Впрочем, вполне возможно, что все эти «natives» [132] глубин приняли спустившегося к ним светозарного гостя за своего сверхогромного сородича, ибо многие из них обладали таким же умением излучать свет. Стоило пассажирам, рассказывал Адриан, выключить прожектор, как им открывалось удивительное зрелище иного рода: на большом пространстве темноту моря, шмыгая и кружась, освещали блуждающие блики самосвечения; этой способностью оказались наделены очень многие рыбы, причем некоторые из них фосфоресцировали всем телом, другие же обладали по меньшей мере одним люминесцентным органом — электрическим фонариком, с помощью которого не только надежно освещали себе путь среди вечной ночи, но также привлекали добычу и призывали к любви. Отдельные крупные особи испускали настолько мощные световые лучи, что даже ослепляли наблюдателей. Трубкообразные, выступающие, стебельчатые глаза служили многим из них, по-видимому, для того, чтобы на очень большом расстоянии замечать опасность или добычу.
Рассказчик сожалел, что никак нельзя было поймать и извлечь на поверхность хотя бы несколько наиболее диковинных масок пучины. Для этого прежде всего потребовалось бы специальное устройство, обеспечивающее их телам при подъеме то чудовищное атмосферное давление, к которому они привыкли и приспособились и которое — страшно подумать — испытывали стенки гондолы. Жители глубин компенсировали его столь же высокой внутренней упругостью тканей и полостей тела, так что неизбежно лопнули бы, если бы давление ослабло. Некоторых из них эта участь постигла, увы, уже при встрече с батисферой, например легкого столкновения с гондолой для одного особенно крупного, телесного цвета и почти благородных форм водяного, примеченного наблюдателями, оказалось достаточно, чтобы разлететься на тысячи кусков…

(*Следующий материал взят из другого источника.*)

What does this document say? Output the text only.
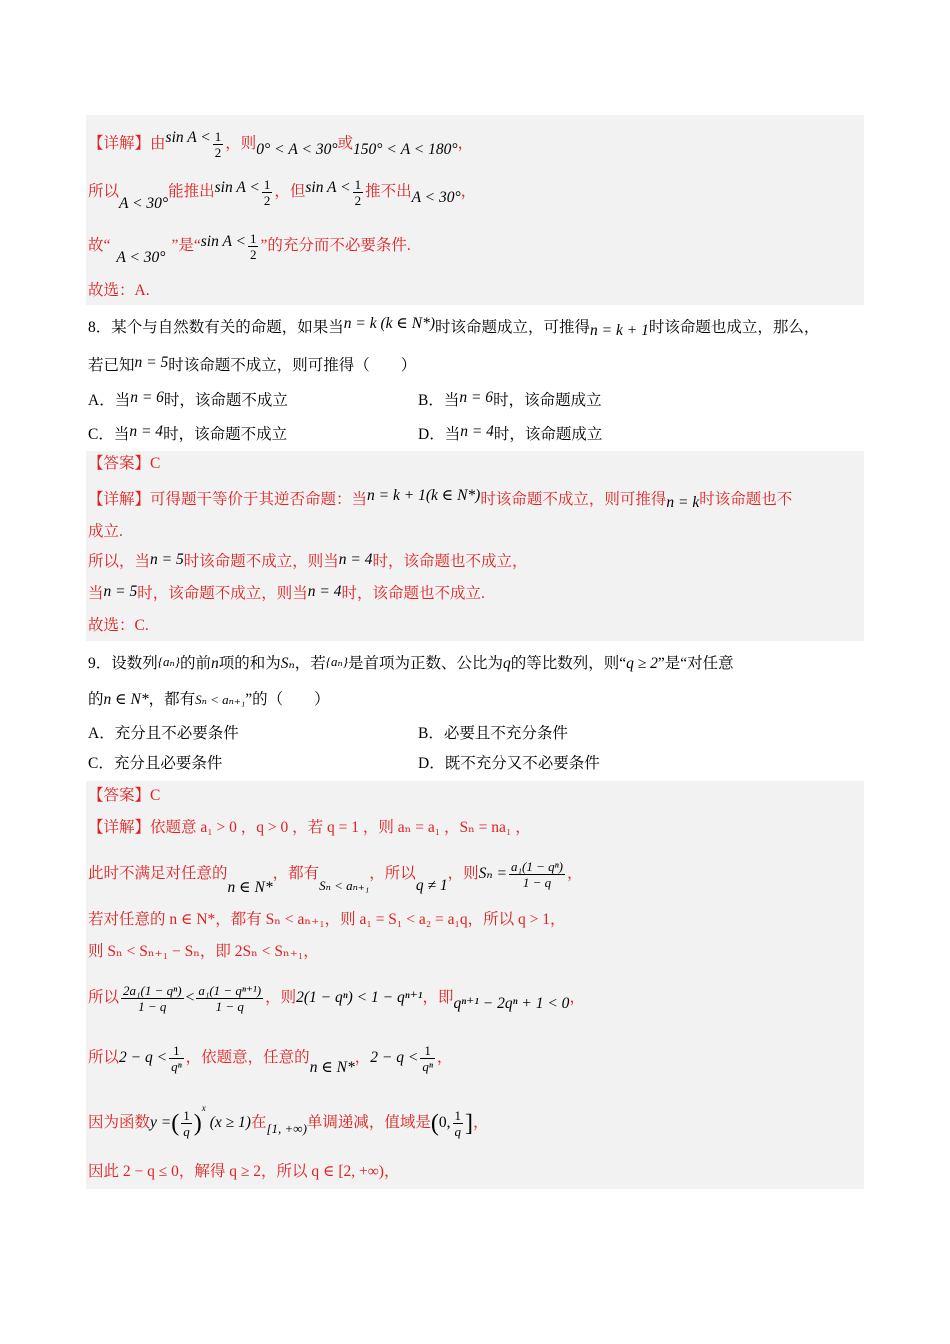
【详解】由$\sin A < \frac{1}{2}$ ，则0° < A < 30°或150° < A < 180°，
所以A < 30°能推出$\sin A < \frac{1}{2}$ ，但$\sin A < \frac{1}{2}$ 推不出A < 30°，
故“A < 30°”是“sin $A < \frac{1}{2}$ ”的充分而不必要条件.
故选：A.
8．某个与自然数有关的命题，如果当n = k (k ∈ N*)时该命题成立，可推得n = k + 1时该命题也成立，那么，
若已知n = 5时该命题不成立，则可推得（　　）
A．当n = 6时，该命题不成立	B．当n = 6时，该命题成立
C．当n = 4时，该命题不成立	D．当n = 4时，该命题成立
【答案】C
【详解】可得题干等价于其逆否命题：当n = k + 1(k ∈ N*)时该命题不成立，则可推得n = k时该命题也不
成立.
所以，当n = 5时该命题不成立，则当n = 4时，该命题也不成立，
当n = 5时，该命题不成立，则当n = 4时，该命题也不成立.
故选：C.
9．设数列{aₙ}的前n项的和为Sₙ，若{aₙ}是首项为正数、公比为q的等比数列，则“q ≥ 2”是“对任意
的n ∈ N*，都有Sₙ < aₙ₊₁”的（　　）
A．充分且不必要条件	B．必要且不充分条件
C．充分且必要条件	D．既不充分又不必要条件
【答案】C
【详解】依题意 a₁ > 0 ，q > 0 ，若 q = 1 ，则 aₙ = a₁ ，Sₙ = na₁ ，
此时不满足对任意的n ∈ N*，都有$_{S_n < a_{n+1}}$，所以q ≠ 1，则$S_n = \frac{\text{a₁(1 − qⁿ)}}{1 - q}$ ，
若对任意的 n ∈ N*，都有 Sₙ < aₙ₊₁，则 a₁ = S₁ < a₂ = a₁q，所以 q > 1，
则 Sₙ < Sₙ₊₁ − Sₙ，即 2Sₙ < Sₙ₊₁，
所以 $\frac{\text{2a₁(1 − qⁿ)}}{1 - q} < \frac{\text{a₁(1 − qⁿ⁺¹)}}{1 - q}$ ，则2(1 − qⁿ) < 1 − qⁿ⁺¹，即qⁿ⁺¹ − 2qⁿ + 1 < 0，
所以$2 - q < \frac{1}{\text{qⁿ}}$ ，依题意，任意的n ∈ N*，$2 - q < \frac{1}{\text{qⁿ}}$ ，
因为函数y =( $\frac{1}{q} )^x(x \ge 1)$在$_{[1, +\infty)}$单调递减，值域是(0, $\frac{1}{q}$ ]，
因此 2 − q ≤ 0，解得 q ≥ 2，所以 q ∈ [2, +∞)，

Вот какие вещи рассказывал Адриан за сигарой, рассказывал так, словно сам там побывал и видел все своими глазами; чуть улыбаясь, он, однако, настолько последовательно придерживался этой шутливой формы, что я поневоле, хоть слушал своего друга со смехом и восхищением, глядел на него несколько изумленно. Отчасти его улыбка выражала, наверно, подтрунивание над каким-то моим внутренним сопротивлением его рассказам, которого он не мог не почувствовать; ведь он отлично знал о моем доходившем до отвращения безразличии к курьезам и тайнам естества, к «природе» вообще, о моей привязанности к сфере словесно-гуманитарной, и это сознание было явно не последней причиной, побудившей его в тот вечер осаждать меня все новыми и новыми сведениями или, как у него получалось, впечатлениями из области чудовищно внечеловеческой, увлекая меня за собой «ринуться в океан миров».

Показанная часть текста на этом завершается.